说到免费的SSL证书,大家首先想到的肯定是Let’s Encrypt,而使用过Let’s Encrypt的同学应该也知道,其有效期只有三个月,三个月后要重新续期。github上也有类似的脚本可以做到自动续期。那如果是在k8s上使用该免费证书,又如何操作的呢?这里cert-manager就派上用场了。

什么是cert-manager ?

1.简介

cert-manager 是一个云原生证书管理开源项目,它简化了在 Kubernetes 集群中web服务管理Https证书的过程。

支持从多种证书签发机构申请证书,包括 Let's Encrypt、HashiCorp Vault 和 Venafi。

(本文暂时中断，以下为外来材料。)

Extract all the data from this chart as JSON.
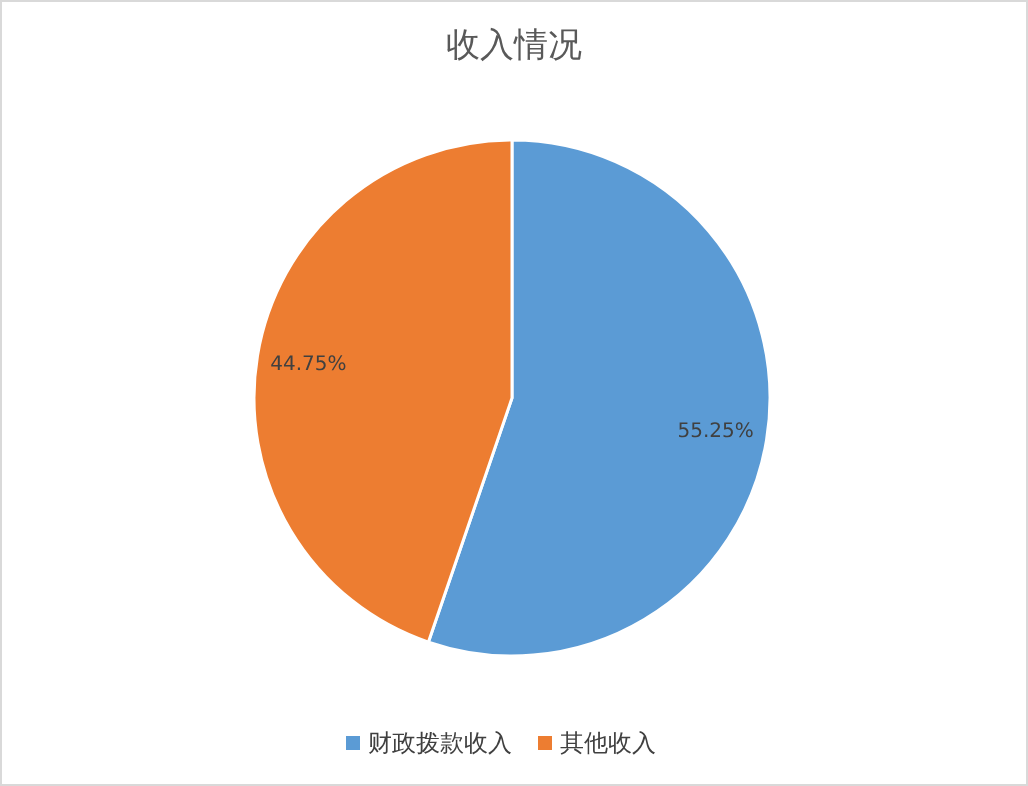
{
  "chart_data": {
    "type": "pie",
    "title": "收入情况",
    "categories": [
      "财政拨款收入",
      "其他收入"
    ],
    "values": [
      55.25,
      44.75
    ],
    "colors": [
      "#5b9bd5",
      "#ed7d31"
    ],
    "value_labels": [
      "55.25%",
      "44.75%"
    ],
    "legend": "bottom"
  }
}
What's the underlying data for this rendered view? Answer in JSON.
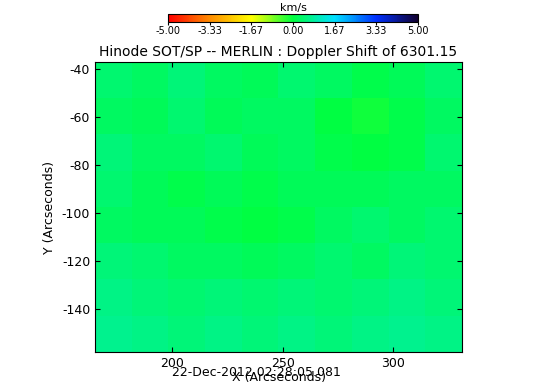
{
  "chart_data": {
    "type": "heatmap",
    "title": "Hinode SOT/SP -- MERLIN : Doppler Shift of 6301.15",
    "x_label": "X (Arcseconds)",
    "y_label": "Y (Arcseconds)",
    "annotation": "22-Dec-2012 02:28:05.081",
    "xlim": [
      165,
      331
    ],
    "ylim": [
      -158,
      -37
    ],
    "xticks": [
      200,
      250,
      300
    ],
    "yticks": [
      -140,
      -120,
      -100,
      -80,
      -60,
      -40
    ],
    "colorbar_label": "km/s",
    "colorbar_range": [
      -5,
      5
    ],
    "colorbar_ticks": [
      {
        "value": -5,
        "label": "-5.00"
      },
      {
        "value": -3.33,
        "label": "-3.33"
      },
      {
        "value": -1.67,
        "label": "-1.67"
      },
      {
        "value": 0,
        "label": "0.00"
      },
      {
        "value": 1.67,
        "label": "1.67"
      },
      {
        "value": 3.33,
        "label": "3.33"
      },
      {
        "value": 5,
        "label": "5.00"
      }
    ],
    "cells": [
      [
        0.4,
        0.3,
        0.5,
        0.3,
        0.2,
        0.4,
        0.3,
        0.1,
        0.2,
        0.4
      ],
      [
        0.3,
        0.2,
        0.4,
        0.2,
        0.3,
        0.3,
        0.0,
        -0.1,
        0.1,
        0.3
      ],
      [
        0.5,
        0.3,
        0.3,
        0.4,
        0.2,
        0.3,
        0.1,
        0.0,
        0.1,
        0.4
      ],
      [
        0.4,
        0.2,
        0.1,
        0.2,
        0.1,
        0.2,
        0.2,
        0.2,
        0.3,
        0.3
      ],
      [
        0.3,
        0.2,
        0.2,
        0.1,
        0.0,
        0.1,
        0.3,
        0.4,
        0.3,
        0.4
      ],
      [
        0.5,
        0.4,
        0.3,
        0.3,
        0.2,
        0.3,
        0.4,
        0.3,
        0.5,
        0.4
      ],
      [
        0.6,
        0.5,
        0.4,
        0.5,
        0.4,
        0.5,
        0.4,
        0.5,
        0.6,
        0.5
      ],
      [
        0.7,
        0.6,
        0.5,
        0.6,
        0.5,
        0.6,
        0.5,
        0.6,
        0.7,
        0.6
      ]
    ]
  }
}
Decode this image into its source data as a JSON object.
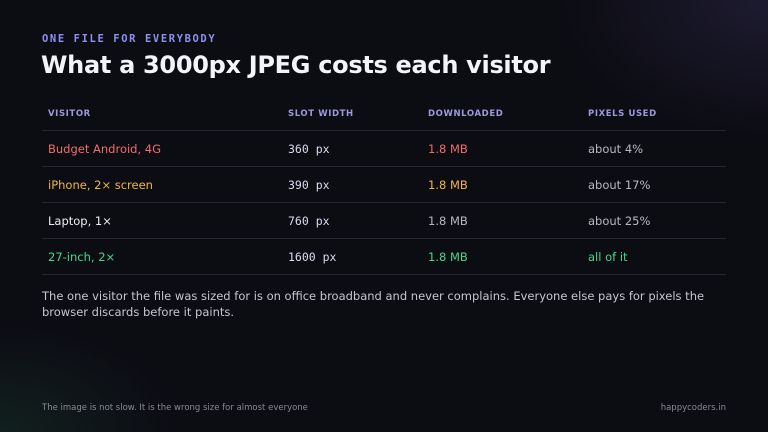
{
  "kicker": "ONE FILE FOR EVERYBODY",
  "title": "What a 3000px JPEG costs each visitor",
  "table": {
    "headers": [
      "VISITOR",
      "SLOT WIDTH",
      "DOWNLOADED",
      "PIXELS USED"
    ],
    "rows": [
      [
        "Budget Android, 4G",
        "360 px",
        "1.8 MB",
        "about 4%"
      ],
      [
        "iPhone, 2× screen",
        "390 px",
        "1.8 MB",
        "about 17%"
      ],
      [
        "Laptop, 1×",
        "760 px",
        "1.8 MB",
        "about 25%"
      ],
      [
        "27-inch, 2×",
        "1600 px",
        "1.8 MB",
        "all of it"
      ]
    ]
  },
  "body": "The one visitor the file was sized for is on office broadband and never complains. Everyone else pays for pixels the browser discards before it paints.",
  "footer": {
    "left": "The image is not slow. It is the wrong size for almost everyone",
    "right": "happycoders.in"
  }
}
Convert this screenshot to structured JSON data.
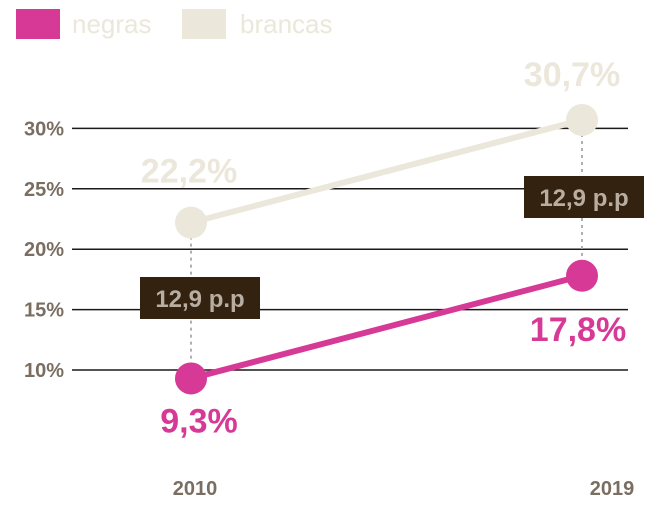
{
  "chart_data": {
    "type": "line",
    "x": [
      "2010",
      "2019"
    ],
    "y_ticks": [
      "10%",
      "15%",
      "20%",
      "25%",
      "30%"
    ],
    "ylim": [
      5,
      33
    ],
    "grid": true,
    "legend_placement": "top-left",
    "series": [
      {
        "name": "negras",
        "color": "#d63a96",
        "values": [
          9.3,
          17.8
        ],
        "labels": [
          "9,3%",
          "17,8%"
        ]
      },
      {
        "name": "brancas",
        "color": "#ebe7da",
        "values": [
          22.2,
          30.7
        ],
        "labels": [
          "22,2%",
          "30,7%"
        ]
      }
    ],
    "annotations": [
      {
        "text": "12,9 p.p",
        "x": "2010"
      },
      {
        "text": "12,9 p.p",
        "x": "2019"
      }
    ]
  },
  "colors": {
    "negras": "#d63a96",
    "brancas": "#ebe7da",
    "grid": "#1a1a1a",
    "tick": "#7a6e62",
    "gap_box": "#33220f",
    "gap_text": "#b7ada1",
    "connector": "#b0b0b0"
  }
}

它将证书和证书颁发机构添加为 Kubernetes 资源类型,并且简化获取、更新和使用这些证书,并在证书到期前的尝试续订证书,确保证书有效并及时更新。

在Kubernetes集群中使用 HTTPS 协议,需要一个证书管理器、一个证书自动签发服务,主要通过 Ingress 来发布 HTTPS 服务,因此需要Ingress Controller并进行配置,启用 HTTPS 及其路由。

角色

  • Issuer/ClusterIssuer: 用于指示 cert-manager 用什么方式签发证书,本文主要讲解签发免费证书的 ACME 方式。ClusterIssuer 与 Issuer 的唯一区别就是 Issuer 只能用来签发自己所在 namespace 下的证书,ClusterIssuer 可以签发任意 namespace 下的证书。
  • Certificate: 用于告诉 cert-manager 我们想要什么域名的证书以及签发证书所需要的一些配置,包括对 Issuer/ClusterIssuer 的引用。

2. 设计理念

Cert-Manager 是将 TLS 证书视为一种资源,就像 Pod、Service 和 Deployment 一样,可以使用 Kubernetes API 进行管理。它使用了自定义资源定义(CRD)机制,通过扩展 Kubernetes API,为证书的生命周期提供了标准化的管理方式。

3.架构设计

Cert-Manager 的架构分为两层:控制层和数据层。

  • 控制层: 负责证书的管理,包括证书的创建、更新和删除等;

  • 数据层: 负责存储证书相关的数据,包括证书的私钥、证书请求、证书颁发机构等。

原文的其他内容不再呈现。